È UN PUPILLO DI ROCCO MA NON PUO' ESSERE L'ATTACCANTE VIOLA

27.09.2020 00:00 di  Sonia Anichini   vedi letture
È UN PUPILLO DI ROCCO MA NON PUO' ESSERE L'ATTACCANTE VIOLA

Lo so che probabilmente quello che scriverò non piacerà al nostro Presidente e immagino che anche lui abbia un gran giramento di scatole. Mi dispiace che il risultato finale abbia fatto sfiorire quell’immagine romantica che ci siamo gustati vedendolo fare il baciamano alla sua signora al momento del 2-2. So perfettamente che non ci si può soffermare su un singolo calciatore, ma ho bisogno di sfogare il mio disappunto su un pupillo di Rocco, quel Vlahovic che ieri sera mi ha fatto proprio incavolare. Ho sempre pensato che potesse avere grandi potenzialità ma spreca spesso le occasioni e quelle contro l’Inter resteranno bene impresse nella mente. Ha sbagliato due gol, si è fatto sovrastare da D’Ambrosio sul gol del definitivo 4-3 ed ha una spocchia da calciatore arrivato che non può permettersi. L’atteggiamento conta molto e se uno sbaglia si impegna per rimediare, basta vedere quanto fatto da FR7, mentre lui pareva che fosse lì per caso. Fosse per me lo cederei e vedrei di comprare un attaccante vero.

C’è poi da soffermarsi sui cambi fatti da Iachini che purtroppo non trovano il men che minimo paragone con quelli di Conte, ma essere in vantaggio a tre minuti dalla fine della gara e perdere così mi fa stare male. Credo poi che non si possa togliere di squadra sia Chiesa (anche se Commisso ha detto che s’è fatto “un pochettino male”) che Ribery, in un match di grande portata tecnica ed emotiva e soprattutto il francese, con la sua esperienza, avrebbe fatto comodo in campo a dirigere i compagni. Lo conferma il fatto che uscito lui siamo andati in affanno. Non accetto la considerazione dell’età perché Ribery correva più alla fine che all’inizio dell’incontro e dalla tv ci hanno raccontato di come predicasse calma e concentrazione negli ultimi attimi che è stato del gioco. È stato fondamentale anche contro i nerazzurri e si è fatto perdonare l’errore che ha procurato il primo pareggio dell’Inter dispensando assist per Castrovilli e Chiesa. Lo avevo fatto anche per Vlahovic ma non è andato a buon fine e si è aperto lo scenario avvilente che ha permesso a Conte e ai suoi di vincere una gara che non meritavano per niente.

Nonostante gli errori, nonostante il divario tecnico fra le due squadre, il pareggio almeno la Fiorentina lo meritava.
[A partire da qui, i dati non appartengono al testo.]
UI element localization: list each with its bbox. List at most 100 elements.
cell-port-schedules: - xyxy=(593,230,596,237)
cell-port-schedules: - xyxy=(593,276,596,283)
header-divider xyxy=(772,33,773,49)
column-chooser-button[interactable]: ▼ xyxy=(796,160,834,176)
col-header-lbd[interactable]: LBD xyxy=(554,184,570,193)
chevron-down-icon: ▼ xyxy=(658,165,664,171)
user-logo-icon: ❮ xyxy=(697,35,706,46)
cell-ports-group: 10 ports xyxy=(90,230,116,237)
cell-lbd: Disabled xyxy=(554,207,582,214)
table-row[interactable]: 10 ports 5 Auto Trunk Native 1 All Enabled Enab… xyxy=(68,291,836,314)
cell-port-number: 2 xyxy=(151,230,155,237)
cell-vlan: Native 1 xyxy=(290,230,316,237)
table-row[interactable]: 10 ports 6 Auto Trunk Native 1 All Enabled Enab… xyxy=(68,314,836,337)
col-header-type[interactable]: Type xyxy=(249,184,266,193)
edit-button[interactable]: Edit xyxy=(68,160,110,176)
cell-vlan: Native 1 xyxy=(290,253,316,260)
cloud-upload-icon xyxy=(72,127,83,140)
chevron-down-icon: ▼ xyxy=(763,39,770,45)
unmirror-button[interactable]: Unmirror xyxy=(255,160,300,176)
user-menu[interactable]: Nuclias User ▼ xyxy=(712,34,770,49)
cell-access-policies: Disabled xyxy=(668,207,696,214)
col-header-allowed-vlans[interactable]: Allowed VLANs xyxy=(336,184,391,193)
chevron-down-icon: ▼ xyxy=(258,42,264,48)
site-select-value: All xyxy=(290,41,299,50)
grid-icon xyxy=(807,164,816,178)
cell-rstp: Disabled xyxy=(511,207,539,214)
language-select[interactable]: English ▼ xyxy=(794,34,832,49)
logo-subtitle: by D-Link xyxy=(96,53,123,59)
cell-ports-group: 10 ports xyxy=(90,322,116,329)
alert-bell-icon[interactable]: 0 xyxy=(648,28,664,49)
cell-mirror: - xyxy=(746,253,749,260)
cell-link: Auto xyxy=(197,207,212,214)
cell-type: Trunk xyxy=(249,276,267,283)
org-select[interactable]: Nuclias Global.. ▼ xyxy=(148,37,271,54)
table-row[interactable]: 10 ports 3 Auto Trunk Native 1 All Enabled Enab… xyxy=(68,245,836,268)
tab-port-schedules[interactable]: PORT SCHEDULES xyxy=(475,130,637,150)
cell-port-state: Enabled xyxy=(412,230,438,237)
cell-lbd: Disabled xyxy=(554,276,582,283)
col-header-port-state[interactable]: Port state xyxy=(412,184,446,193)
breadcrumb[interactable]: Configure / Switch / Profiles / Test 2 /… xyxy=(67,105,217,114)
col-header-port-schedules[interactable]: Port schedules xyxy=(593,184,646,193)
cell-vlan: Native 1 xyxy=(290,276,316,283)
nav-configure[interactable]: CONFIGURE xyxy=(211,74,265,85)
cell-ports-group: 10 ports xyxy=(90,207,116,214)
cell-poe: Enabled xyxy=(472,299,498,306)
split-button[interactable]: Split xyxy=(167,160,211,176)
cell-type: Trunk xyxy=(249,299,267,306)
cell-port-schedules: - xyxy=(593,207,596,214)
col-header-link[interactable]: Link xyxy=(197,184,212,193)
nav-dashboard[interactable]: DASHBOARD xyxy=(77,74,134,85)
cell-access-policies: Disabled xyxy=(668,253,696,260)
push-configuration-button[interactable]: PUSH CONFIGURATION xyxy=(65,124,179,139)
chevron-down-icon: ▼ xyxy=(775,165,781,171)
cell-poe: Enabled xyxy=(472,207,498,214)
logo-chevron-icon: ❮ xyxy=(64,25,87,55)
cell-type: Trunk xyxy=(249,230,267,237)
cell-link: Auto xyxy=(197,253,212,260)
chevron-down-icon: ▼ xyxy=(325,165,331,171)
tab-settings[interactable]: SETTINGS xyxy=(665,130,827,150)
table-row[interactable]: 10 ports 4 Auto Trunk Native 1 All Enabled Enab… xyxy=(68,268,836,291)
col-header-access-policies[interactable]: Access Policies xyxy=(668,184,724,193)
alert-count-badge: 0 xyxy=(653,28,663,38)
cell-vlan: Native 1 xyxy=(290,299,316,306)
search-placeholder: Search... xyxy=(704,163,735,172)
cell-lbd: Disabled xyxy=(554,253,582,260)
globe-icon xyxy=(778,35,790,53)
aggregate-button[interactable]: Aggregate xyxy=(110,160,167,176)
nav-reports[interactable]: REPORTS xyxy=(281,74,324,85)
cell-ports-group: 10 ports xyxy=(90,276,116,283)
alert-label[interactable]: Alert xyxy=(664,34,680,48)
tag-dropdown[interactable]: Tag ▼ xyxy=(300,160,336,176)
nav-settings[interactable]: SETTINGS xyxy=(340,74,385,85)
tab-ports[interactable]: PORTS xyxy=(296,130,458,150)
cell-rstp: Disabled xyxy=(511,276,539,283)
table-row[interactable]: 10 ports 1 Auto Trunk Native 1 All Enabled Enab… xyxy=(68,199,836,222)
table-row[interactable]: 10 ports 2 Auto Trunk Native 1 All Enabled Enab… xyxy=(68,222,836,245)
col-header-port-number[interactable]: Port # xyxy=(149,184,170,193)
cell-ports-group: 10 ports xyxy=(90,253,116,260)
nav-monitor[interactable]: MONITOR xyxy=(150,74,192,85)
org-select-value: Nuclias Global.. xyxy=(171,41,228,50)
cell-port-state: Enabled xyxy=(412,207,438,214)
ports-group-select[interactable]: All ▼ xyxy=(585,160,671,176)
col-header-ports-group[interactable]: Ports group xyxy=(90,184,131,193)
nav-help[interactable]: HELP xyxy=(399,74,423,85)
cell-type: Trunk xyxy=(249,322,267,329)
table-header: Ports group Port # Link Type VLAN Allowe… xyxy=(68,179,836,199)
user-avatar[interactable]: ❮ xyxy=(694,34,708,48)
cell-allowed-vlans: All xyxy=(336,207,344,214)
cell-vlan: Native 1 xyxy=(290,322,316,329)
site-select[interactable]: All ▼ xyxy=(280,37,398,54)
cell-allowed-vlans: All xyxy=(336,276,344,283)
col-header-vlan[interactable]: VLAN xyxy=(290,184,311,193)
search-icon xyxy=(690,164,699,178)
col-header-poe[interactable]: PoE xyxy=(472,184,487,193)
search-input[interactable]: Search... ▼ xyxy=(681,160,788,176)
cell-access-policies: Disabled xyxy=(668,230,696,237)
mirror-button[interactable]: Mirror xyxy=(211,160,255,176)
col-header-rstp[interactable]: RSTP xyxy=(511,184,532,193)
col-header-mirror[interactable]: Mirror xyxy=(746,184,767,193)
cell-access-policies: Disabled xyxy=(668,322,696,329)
Lo meritava per come ha affrontato la prima parte della gara andando subito in gol con Kouamè, per come non ha mollato quando è andata in svantaggio con l’autorete di Ceccherini e si è portata del 2-3 con i gol dei nostri ragazzi d’oro, per come non ha avuto timore reverenziale nei confronti dell’avversario.

Peccato per come è finita, per gli sbagli che sono stati fatti in campo e dalla panchina ma spero che servano a tirare alcune conclusioni in vista della chiusura del mercato. Rocco può volere tutto il bene del mondo a Dusan, ma l’attaccante che serve alla Fiorentina non ha le caratteristiche del serbo, forse abbiamo bisogno anche di un altro centrale un po’ più forte di Ceccherini, insomma se è possibile facciamo qualche ritocco che permetta a questa Fiorentina un ulteriore passo avanti. Qualcosa di interessante si intravede e sarebbe un errore non fare innesti che ci facciamo stare tranquilli e divertirci. Se come dice il Presidente “quest’anno facciamo rumore in Serie A”, vediamo di avere gli strumenti giusti!